El recepcionista informó a Julia de que su padre la estaba esperando en el bar. Lo encontró sentado a una mesa junto a la ventana.
– No parece que las cosas hayan ido muy bien -dijo poniéndose en pie para recibirla. Ella se dejó caer en una butaca.
– Digamos que no podrían haber salido peor. Knapp no había mentido del todo. -¿Has visto a Tomas?
– En el aeropuerto, venía de Roma… acompañado por su mujer.
– ¿Habéis hablado? -Él no me ha visto. Anthony llamó al camarero. -¿Quieres tomar algo? -Querría volver a casa. -¿Llevaban alianza?

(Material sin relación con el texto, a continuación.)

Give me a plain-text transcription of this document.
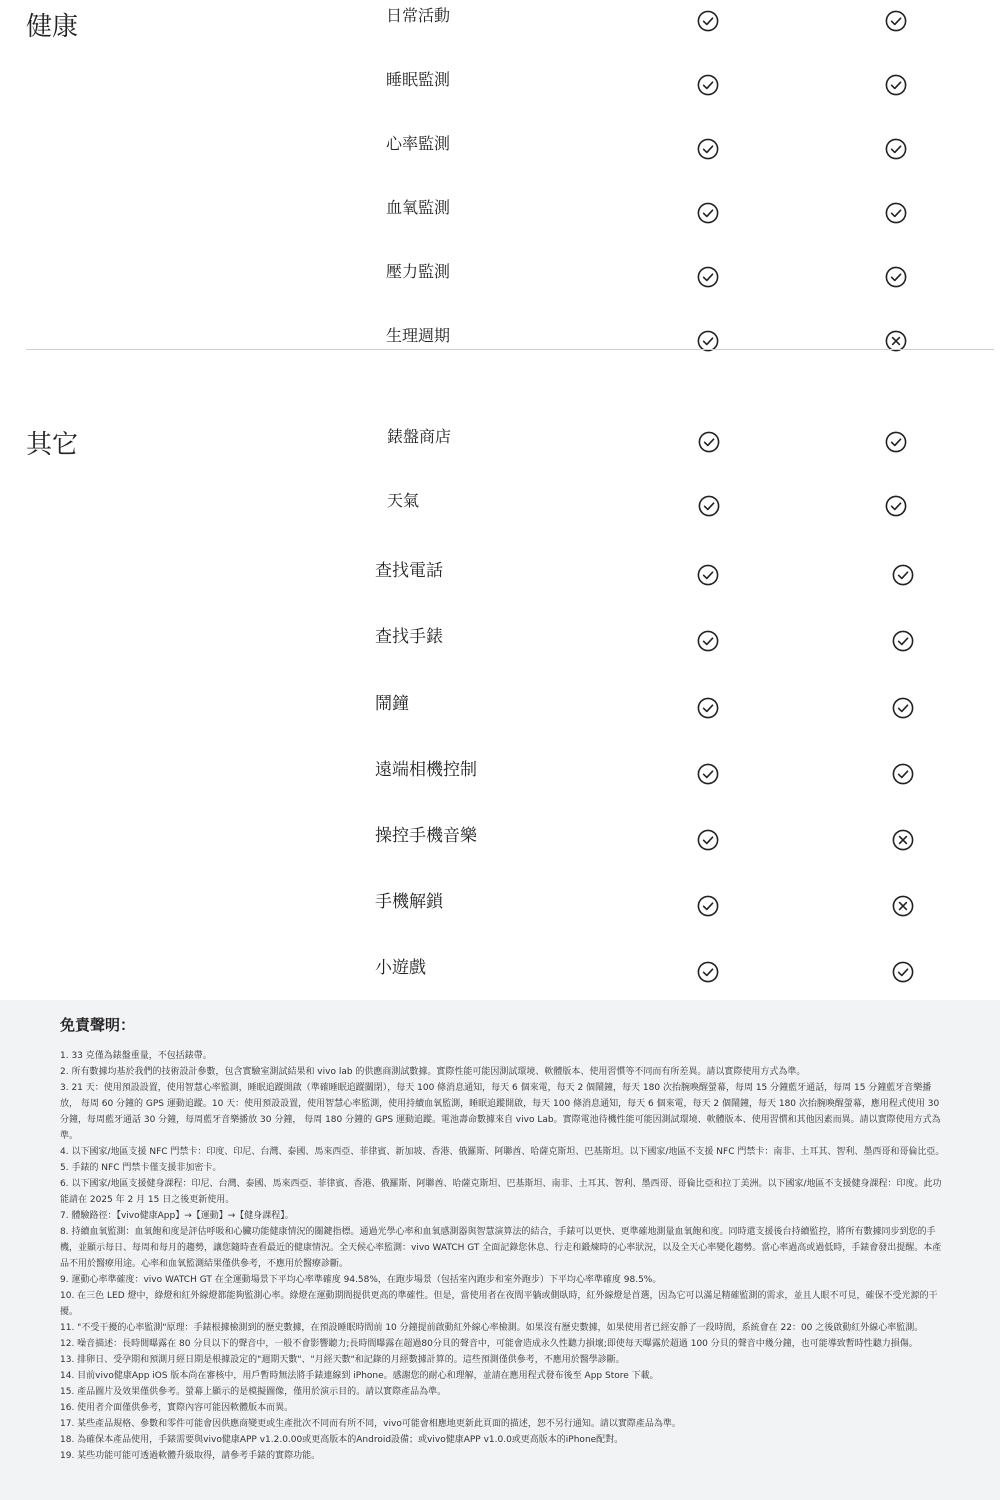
健康	日常活動
睡眠監測
心率監測
血氧監測
壓力監測
生理週期
其它	錶盤商店
天氣
查找電話
查找手錶
鬧鐘
遠端相機控制
操控手機音樂
手機解鎖
小遊戲
免責聲明：
1. 33 克僅為錶盤重量，不包括錶帶。
2. 所有數據均基於我們的技術設計參數，包含實驗室測試結果和 vivo lab 的供應商測試數據。實際性能可能因測試環境、軟體版本、使用習慣等不同而有所差異。請以實際使用方式為準。
3. 21 天：使用預設設置，使用智慧心率監測，睡眠追蹤開啟（準確睡眠追蹤關閉），每天 100 條消息通知，每天 6 個來電，每天 2 個鬧鐘，每天 180 次抬腕喚醒螢幕，每周 15 分鐘藍牙通話，每周 15 分鐘藍牙音樂播放， 每周 60 分鐘的 GPS 運動追蹤。10 天：使用預設設置，使用智慧心率監測，使用持續血氧監測，睡眠追蹤開啟，每天 100 條消息通知，每天 6 個來電，每天 2 個鬧鐘，每天 180 次抬腕喚醒螢幕，應用程式使用 30 分鐘，每周藍牙通話 30 分鐘，每周藍牙音樂播放 30 分鐘， 每周 180 分鐘的 GPS 運動追蹤。電池壽命數據來自 vivo Lab。實際電池待機性能可能因測試環境、軟體版本、使用習慣和其他因素而異。請以實際使用方式為準。
4. 以下國家/地區支援 NFC 門禁卡：印度、印尼、台灣、泰國、馬來西亞、菲律賓、新加坡、香港、俄羅斯、阿聯酋、哈薩克斯坦、巴基斯坦。以下國家/地區不支援 NFC 門禁卡：南非、土耳其、智利、墨西哥和哥倫比亞。
5. 手錶的 NFC 門禁卡僅支援非加密卡。
6. 以下國家/地區支援健身課程：印尼、台灣、泰國、馬來西亞、菲律賓、香港、俄羅斯、阿聯酋、哈薩克斯坦、巴基斯坦、南非、土耳其、智利、墨西哥、哥倫比亞和拉丁美洲。以下國家/地區不支援健身課程：印度。此功能請在 2025 年 2 月 15 日之後更新使用。
7. 體驗路徑：【vivo健康App】→【運動】→【健身課程】。
8. 持續血氧監測：血氧飽和度是評估呼吸和心臟功能健康情況的關鍵指標。通過光學心率和血氧感測器與智慧演算法的結合，手錶可以更快、更準確地測量血氧飽和度。同時還支援後台持續監控，將所有數據同步到您的手機，並顯示每日、每周和每月的趨勢，讓您隨時查看最近的健康情況。全天候心率監測：vivo WATCH GT 全面記錄您休息、行走和鍛煉時的心率狀況，以及全天心率變化趨勢。當心率過高或過低時，手錶會發出提醒。本產品不用於醫療用途。心率和血氧監測結果僅供參考，不應用於醫療診斷。
9. 運動心率準確度：vivo WATCH GT 在全運動場景下平均心率準確度 94.58%，在跑步場景（包括室內跑步和室外跑步）下平均心率準確度 98.5%。
10. 在三色 LED 燈中，綠燈和紅外線燈都能夠監測心率。綠燈在運動期間提供更高的準確性。但是，當使用者在夜間平躺或側臥時，紅外線燈是首選，因為它可以滿足精確監測的需求，並且人眼不可見，確保不受光源的干擾。
11. "不受干擾的心率監測"原理：手錶根據檢測到的歷史數據，在預設睡眠時間前 10 分鐘提前啟動紅外線心率檢測。如果沒有歷史數據，如果使用者已經安靜了一段時間，系統會在 22：00 之後啟動紅外線心率監測。
12. 噪音描述：長時間曝露在 80 分貝以下的聲音中，一般不會影響聽力;長時間曝露在超過80分貝的聲音中，可能會造成永久性聽力損壞;即使每天曝露於超過 100 分貝的聲音中幾分鐘，也可能導致暫時性聽力損傷。
13. 排卵日、受孕期和預測月經日期是根據設定的"週期天數"、"月經天數"和記錄的月經數據計算的。這些預測僅供參考，不應用於醫學診斷。
14. 目前vivo健康App iOS 版本尚在審核中，用戶暫時無法將手錶連線到 iPhone。感謝您的耐心和理解，並請在應用程式發布後至 App Store 下載。
15. 產品圖片及效果僅供參考。螢幕上顯示的是模擬圖像，僅用於演示目的。請以實際產品為準。
16. 使用者介面僅供參考，實際內容可能因軟體版本而異。
17. 某些產品規格、參數和零件可能會因供應商變更或生產批次不同而有所不同，vivo可能會相應地更新此頁面的描述，恕不另行通知。請以實際產品為準。
18. 為確保本產品使用，手錶需要與vivo健康APP v1.2.0.00或更高版本的Android設備；或vivo健康APP v1.0.0或更高版本的iPhone配對。
19. 某些功能可能可透過軟體升級取得，請參考手錶的實際功能。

– Ella iba cogida de su cintura, no iba a pedirles el certificado de matrimonio.
– Me imagino que, hace apenas unos días, alguien te cogía a ti también por la cintura. No estaba ahí para verlo, puesto que se celebraban mis exequias, aunque sí, de alguna manera estaba presente… Lo siento, es que me divierte decir estas cosas.
– Pues, francamente, yo no veo qué tiene de cómico. Debíamos casarnos ese día. Este absurdo viaje termina mañana, y sin duda es mejor así. Knapp tenía razón: ¿qué derecho tengo a reaparecer en la vida de Tomas de repente?
– ¿El derecho a una segunda oportunidad, tal vez?
– ¿Para él, para ti o para mí? Era una acción egoísta y abocada al fracaso.
– ¿Qué piensas hacer ahora?
– La maleta y acostarme.
– Quería decir después de nuestro regreso.
– Hacer balance, tratar de reparar los platos rotos, olvidarlo todo y retomar mi vida, esta vez no tengo otra alternativa.
– Claro que sí, puedes llegar al final de este asunto, tener las cosas claras del todo.
– ¿Eres tú quien va a darme lecciones sobre el amor?
Anthony miró a su hija con atención y acercó su butaca a la suya.
– ¿Recuerdas lo que hacías casi todas las noches cuando eras pequeña, bueno, hasta que te caías de sueño?
– Leía bajo las mantas con una linterna.